Should I Use a Plugin or Build It Myself?

This is a question which I, as a developer, commonly find myself asking when looking at a new project. A great advantage to using WordPress is the nearly 1.5 million plugins available in the repository, all available for free. With this selection available, a solution to your problem might already exist.

But if you have the skillset, building your own plugin can often provide a much better final product. Before deciding, ask yourself these questions:

Does this plugin have the functionality I need?

A seemingly obvious question, it’s the most important part of this process. Think about your site’s needs and compare that to what the plugin has to offer. If it’s a perfect match, then in most cases, you’ll be fine using the plugin. Commonly, there are specific business cases which the plugin developer did not have in mind while writing the plugin, such as a contact form feed into a CRM, newsletter signup or custom shipping requirement. If the plugin does not offer support for these needs, look at the plugin’s code and documentation to see if the plugin can be extended by actions or filters. If so, you should be able to augment the plugin to better match your need. If not, either find another plugin or develop your own.

How hard would this solution be to build myself?

Another obviously important question as time and hassle can be an important factor when scoping out projects. Sometimes it’s just easier and faster to use a very robust contact form plugin (like Gravity Forms) for a simple contact form. Other times, you need to live within the constraints of the plugin and try to adjust the business objectives to match the best tools available. It’s important to consider your own skill set too. While many projects can serve as great learning opportunities, it’s important not to overextend yourself.

Do I trust this plugin?

While WordPress plugins have had a very positive history of being free from malware, it’s possible that a plugin might have a gap in its security that allows hackers access to your site. Look at the plugin’s page in the repository and look at how recently the plugin has been updated. Even for simple tasks, avoid anything that has not been updated in over two years. If the plugin is more robust, releases should be more frequent with many minor updates which iterate the plugin over time. Look at the reviews to see public opinion and read the support page to see how commonly the developer responds to support requests.

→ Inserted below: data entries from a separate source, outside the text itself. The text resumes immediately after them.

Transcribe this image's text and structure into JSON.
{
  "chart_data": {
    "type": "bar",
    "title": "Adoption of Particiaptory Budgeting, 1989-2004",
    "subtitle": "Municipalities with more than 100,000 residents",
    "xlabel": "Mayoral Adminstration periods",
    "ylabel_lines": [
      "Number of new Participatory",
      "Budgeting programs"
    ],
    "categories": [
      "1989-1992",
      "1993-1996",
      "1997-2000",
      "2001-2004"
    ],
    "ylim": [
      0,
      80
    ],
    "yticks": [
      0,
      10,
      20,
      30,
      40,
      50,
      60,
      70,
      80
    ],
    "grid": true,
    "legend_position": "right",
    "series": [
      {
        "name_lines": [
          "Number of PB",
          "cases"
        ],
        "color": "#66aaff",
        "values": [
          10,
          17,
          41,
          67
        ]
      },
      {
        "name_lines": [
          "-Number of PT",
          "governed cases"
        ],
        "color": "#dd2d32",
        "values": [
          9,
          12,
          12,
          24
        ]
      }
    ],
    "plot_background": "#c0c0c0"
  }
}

What will be easier to maintain long term?

How likely is it that the website’s needs will change? If the plugin were to move in a direction that does not match your business needs after an update, how much of a problem would this be? While using plugins can help save time during the initial build, sometimes they can become a hassle to work with long term. Building it yourself will give you greater control over the plugin’s functionality and can ensure that the rug with never be pulled out from under you.